Friday, April 20, 2012
In the case of MrMoonCat vs.THE CHICKENS, the defense offers this photographic evidence:
MrsMoonCat states: "My husband is very supportive of my chicken obsession. He helps me out and encourages me in growing our endeavour. But, he tells the guys that he is just indulging his crazy wife. He says that he puts up with the feathered fiends to appease me and doesn't have anything to do with any of the birds. I don't understand why he doesn't want anyone to know that he enjoys being out with them almost as much as I do and has his favorites in the flock."
MrMoonCat replies: "Uh, no comment. I need to go feed my chickens."
The defense rests..
Friday, March 16, 2012
I initially started raising Giant Cochins with the thought they would be broodies for my Blue Andalusian chicks. Andalusians just have no interest in taking care of their own kids. They produce a bajillion of them, then they are just "dead-beat" parents and don't want to take the time to hatch or raise them! Spring fever has hit hard and they are popping out eggs like crazy in that pen. I was in need of some help to get the blue babies hatched.
So Cochins to the rescue...or NOT. I waited and waited for one of my beautiful blue Cochin gals to go broody. You would think out of 9 hens, one would cooperate? Nope. Nada. So I took the plunge and ordered an incubator off of eBay. Guess what? The pretty little lady pictured above and below decided she wants to raise some chicks! The very day after I spent a small fortune on an "alternative" way to get those babies hatched.
"We are NOT amused"
Wednesday, March 7, 2012
I'm sure the title of this post had you thinking of something else. Never fear, we aren't pregnant and we aren't blue at all around here, but our new babies are!
Welcome to our first hatch of the year (from Monday). 24 eggs went into the incubator and exactly 21 days later, these pretty babies made their way into the big wide world outside their shells. I'm especially happy with these 17 hatchlings because they are the first chicks from my young breeding birds.
In the first week of incubation, 4 eggs were found to not be fertile while 1 started and died. The other 19 eggs went the full three weeks. 2 eggs didn't hatch for unknown reasons, but 17 did and 17 out of 24 is still very good. The fertility and hatch rate should both improve as the breeders get a little older ~ and more experienced :)
The fuzzier chicks are Giant Blue Cochins with the others being my Blue Andalusians. As you can see in the photo, there are some differently colored birds in the brooder. Most birds that carry the common blue or "Andalusian" gene have the possibility of producing Blue, Black or Splash chicks.
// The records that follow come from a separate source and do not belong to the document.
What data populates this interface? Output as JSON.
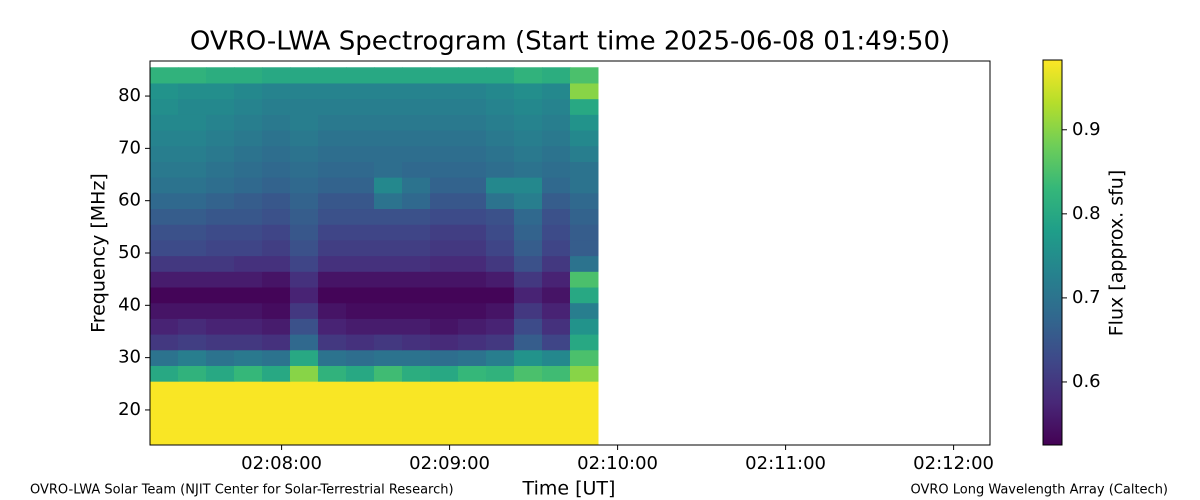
{
  "chart_data": {
    "type": "heatmap",
    "title": "OVRO-LWA Spectrogram (Start time 2025-06-08 01:49:50)",
    "x_label": "Time [UT]",
    "y_label": "Frequency [MHz]",
    "colorbar_label": "Flux [approx. sfu]",
    "footer_left": "OVRO-LWA Solar Team (NJIT Center for Solar-Terrestrial Research)",
    "footer_right": "OVRO Long Wavelength Array (Caltech)",
    "colormap": "viridis",
    "xlim": [
      "02:07:13",
      "02:12:13"
    ],
    "xticks": [
      "02:08:00",
      "02:09:00",
      "02:10:00",
      "02:11:00",
      "02:12:00"
    ],
    "ylim": [
      13.3,
      86.7
    ],
    "yticks": [
      20,
      30,
      40,
      50,
      60,
      70,
      80
    ],
    "clim": [
      0.525,
      0.983
    ],
    "cticks": [
      0.6,
      0.7,
      0.8,
      0.9
    ],
    "x": [
      "02:07:18",
      "02:07:28",
      "02:07:38",
      "02:07:48",
      "02:07:58",
      "02:08:08",
      "02:08:18",
      "02:08:28",
      "02:08:38",
      "02:08:48",
      "02:08:58",
      "02:09:08",
      "02:09:18",
      "02:09:28",
      "02:09:38",
      "02:09:48"
    ],
    "y": [
      15,
      18,
      21,
      24,
      27,
      30,
      33,
      36,
      39,
      42,
      45,
      48,
      51,
      54,
      57,
      60,
      63,
      66,
      69,
      72,
      75,
      78,
      81,
      84
    ],
    "z": [
      [
        0.98,
        0.98,
        0.98,
        0.98,
        0.98,
        0.98,
        0.98,
        0.98,
        0.98,
        0.98,
        0.98,
        0.98,
        0.98,
        0.98,
        0.98,
        0.98
      ],
      [
        0.98,
        0.98,
        0.98,
        0.98,
        0.98,
        0.98,
        0.98,
        0.98,
        0.98,
        0.98,
        0.98,
        0.98,
        0.98,
        0.98,
        0.98,
        0.98
      ],
      [
        0.98,
        0.98,
        0.98,
        0.98,
        0.98,
        0.98,
        0.98,
        0.98,
        0.98,
        0.98,
        0.98,
        0.98,
        0.98,
        0.98,
        0.98,
        0.98
      ],
      [
        0.98,
        0.98,
        0.98,
        0.98,
        0.98,
        0.98,
        0.98,
        0.98,
        0.98,
        0.98,
        0.98,
        0.98,
        0.98,
        0.98,
        0.98,
        0.98
      ],
      [
        0.8,
        0.82,
        0.8,
        0.83,
        0.8,
        0.9,
        0.82,
        0.8,
        0.84,
        0.81,
        0.8,
        0.83,
        0.82,
        0.85,
        0.84,
        0.9
      ],
      [
        0.7,
        0.72,
        0.7,
        0.71,
        0.7,
        0.8,
        0.7,
        0.69,
        0.7,
        0.7,
        0.69,
        0.7,
        0.72,
        0.76,
        0.74,
        0.85
      ],
      [
        0.6,
        0.61,
        0.6,
        0.6,
        0.59,
        0.68,
        0.6,
        0.59,
        0.6,
        0.59,
        0.58,
        0.59,
        0.6,
        0.66,
        0.62,
        0.8
      ],
      [
        0.57,
        0.58,
        0.57,
        0.57,
        0.56,
        0.64,
        0.57,
        0.56,
        0.56,
        0.56,
        0.55,
        0.56,
        0.57,
        0.63,
        0.59,
        0.76
      ],
      [
        0.55,
        0.55,
        0.55,
        0.55,
        0.54,
        0.6,
        0.55,
        0.54,
        0.54,
        0.54,
        0.54,
        0.54,
        0.55,
        0.6,
        0.57,
        0.72
      ],
      [
        0.53,
        0.53,
        0.53,
        0.53,
        0.53,
        0.57,
        0.53,
        0.53,
        0.53,
        0.53,
        0.53,
        0.53,
        0.53,
        0.57,
        0.55,
        0.8
      ],
      [
        0.56,
        0.56,
        0.56,
        0.56,
        0.55,
        0.59,
        0.55,
        0.55,
        0.55,
        0.55,
        0.55,
        0.55,
        0.56,
        0.6,
        0.57,
        0.85
      ],
      [
        0.6,
        0.6,
        0.6,
        0.59,
        0.59,
        0.62,
        0.59,
        0.59,
        0.59,
        0.59,
        0.58,
        0.58,
        0.6,
        0.64,
        0.6,
        0.7
      ],
      [
        0.63,
        0.63,
        0.62,
        0.62,
        0.61,
        0.64,
        0.61,
        0.61,
        0.61,
        0.61,
        0.6,
        0.6,
        0.62,
        0.66,
        0.62,
        0.66
      ],
      [
        0.64,
        0.64,
        0.63,
        0.63,
        0.62,
        0.65,
        0.62,
        0.62,
        0.62,
        0.62,
        0.61,
        0.61,
        0.63,
        0.67,
        0.63,
        0.66
      ],
      [
        0.66,
        0.66,
        0.65,
        0.65,
        0.64,
        0.66,
        0.64,
        0.64,
        0.64,
        0.64,
        0.63,
        0.63,
        0.64,
        0.68,
        0.64,
        0.67
      ],
      [
        0.68,
        0.68,
        0.67,
        0.66,
        0.65,
        0.67,
        0.65,
        0.65,
        0.7,
        0.68,
        0.65,
        0.65,
        0.7,
        0.72,
        0.66,
        0.68
      ],
      [
        0.7,
        0.7,
        0.69,
        0.68,
        0.67,
        0.68,
        0.67,
        0.67,
        0.74,
        0.7,
        0.67,
        0.67,
        0.74,
        0.74,
        0.68,
        0.7
      ],
      [
        0.71,
        0.71,
        0.7,
        0.69,
        0.68,
        0.69,
        0.68,
        0.68,
        0.69,
        0.68,
        0.68,
        0.68,
        0.69,
        0.7,
        0.69,
        0.7
      ],
      [
        0.72,
        0.72,
        0.71,
        0.7,
        0.69,
        0.7,
        0.69,
        0.69,
        0.69,
        0.69,
        0.69,
        0.69,
        0.7,
        0.71,
        0.7,
        0.72
      ],
      [
        0.73,
        0.73,
        0.72,
        0.71,
        0.7,
        0.71,
        0.7,
        0.7,
        0.7,
        0.7,
        0.7,
        0.7,
        0.71,
        0.72,
        0.71,
        0.74
      ],
      [
        0.74,
        0.74,
        0.73,
        0.72,
        0.71,
        0.72,
        0.71,
        0.71,
        0.71,
        0.71,
        0.71,
        0.71,
        0.72,
        0.73,
        0.72,
        0.76
      ],
      [
        0.75,
        0.74,
        0.74,
        0.73,
        0.72,
        0.72,
        0.72,
        0.72,
        0.72,
        0.72,
        0.72,
        0.72,
        0.73,
        0.74,
        0.73,
        0.8
      ],
      [
        0.76,
        0.75,
        0.75,
        0.74,
        0.73,
        0.73,
        0.73,
        0.73,
        0.73,
        0.73,
        0.73,
        0.73,
        0.74,
        0.75,
        0.74,
        0.9
      ],
      [
        0.82,
        0.82,
        0.81,
        0.81,
        0.8,
        0.8,
        0.8,
        0.8,
        0.8,
        0.8,
        0.8,
        0.8,
        0.8,
        0.82,
        0.81,
        0.85
      ]
    ]
  }
}
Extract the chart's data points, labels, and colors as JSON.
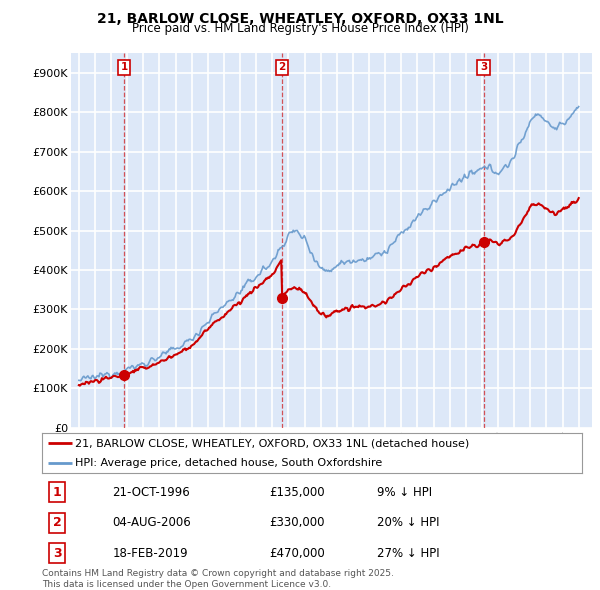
{
  "title_line1": "21, BARLOW CLOSE, WHEATLEY, OXFORD, OX33 1NL",
  "title_line2": "Price paid vs. HM Land Registry's House Price Index (HPI)",
  "transactions": [
    {
      "num": 1,
      "date_label": "21-OCT-1996",
      "price": 135000,
      "pct": "9%",
      "year_x": 1996.8
    },
    {
      "num": 2,
      "date_label": "04-AUG-2006",
      "price": 330000,
      "pct": "20%",
      "year_x": 2006.6
    },
    {
      "num": 3,
      "date_label": "18-FEB-2019",
      "price": 470000,
      "pct": "27%",
      "year_x": 2019.1
    }
  ],
  "legend_house": "21, BARLOW CLOSE, WHEATLEY, OXFORD, OX33 1NL (detached house)",
  "legend_hpi": "HPI: Average price, detached house, South Oxfordshire",
  "footer": "Contains HM Land Registry data © Crown copyright and database right 2025.\nThis data is licensed under the Open Government Licence v3.0.",
  "house_color": "#cc0000",
  "hpi_color": "#6699cc",
  "background_color": "#dde8f8",
  "grid_color": "#ffffff",
  "ylim": [
    0,
    950000
  ],
  "xlim_start": 1993.5,
  "xlim_end": 2025.8
}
I am pleased with the group of mostly blue babies: 10 blue (5 Cochins/5 Andalusians), 5 black (3 Cochins/2 Andalusians) and 2 Splash Cochins. Splash chicks will be a whitish based bird with blue or black "splashes" of color. More about the blue genes later.
More photos and blathering on about my birds to come soon!
Wednesday, February 22, 2012
Well, it's been so long since I've posted that I pretty much had to learn how to do it all over again! Life has kept us very busy here at MoonCat Farms since I last checked in many moons ago. There's too much to cover in one post so I'll just start fresh with one of my favorite and frankly, most time-consuming interests. My chooks...
Mr. MoonCat's parents call them their "grands". When they come up for a visit, they enjoy helping me with the little feathered fiends. In fact we're looking forward to a visit next month when I will be enlisting their help in vaccinating the flock and accomplishing a few other chores that seem to need a few willing extra hands. Plus, we just have fun playing with the birds and spending time outside. The chickens reward their "grands" by sending them back to Arizona with a bunch of beautiful farm fresh eggs!
|Rudy Roo - Barred Plymouth Rock|
|"I'll Be Back..." Iowa Blue hen|
Thursday, September 8, 2011
Just a quick post to introduce you to the baby of the house. "Ernie" is a polydactyl cat with extra toes on each of her paws. She actually has little "thumbs" on her front feet which makes her two times the menace of the other cats ~ she can open drawers and latches like a person! I'm baby-proofing several cabinets now. I did try to get a better photo of her feet, but she kept swatting at me so I'll wait until the monster is asleep for that. You can see a bit of her thumb in the second photo.
As for her name, it obviously stems from a beloved and well-known figure in American history. What isn't quite as well known is that the Nobel prize-winning author Ernest Hemingway had a his house full of these "abnormal" polydactyl cats. In fact, even decades after his death his home in Florida is still a haven for the descendants of his original six-toed cat that he received as a gift from a ship's captain.
These type of cats are said to be much more common on the East Coast than here in the West. I personally hadn't come across one until we adopted Ernie after someone dumped her at our non-pet friends' house. At the time we had a hard time telling if she was indeed a girl, so I called her Ernie and Mr. MoonCat was calling her "Hemi". Got a little confusing since we already have a "Hammy" in the house.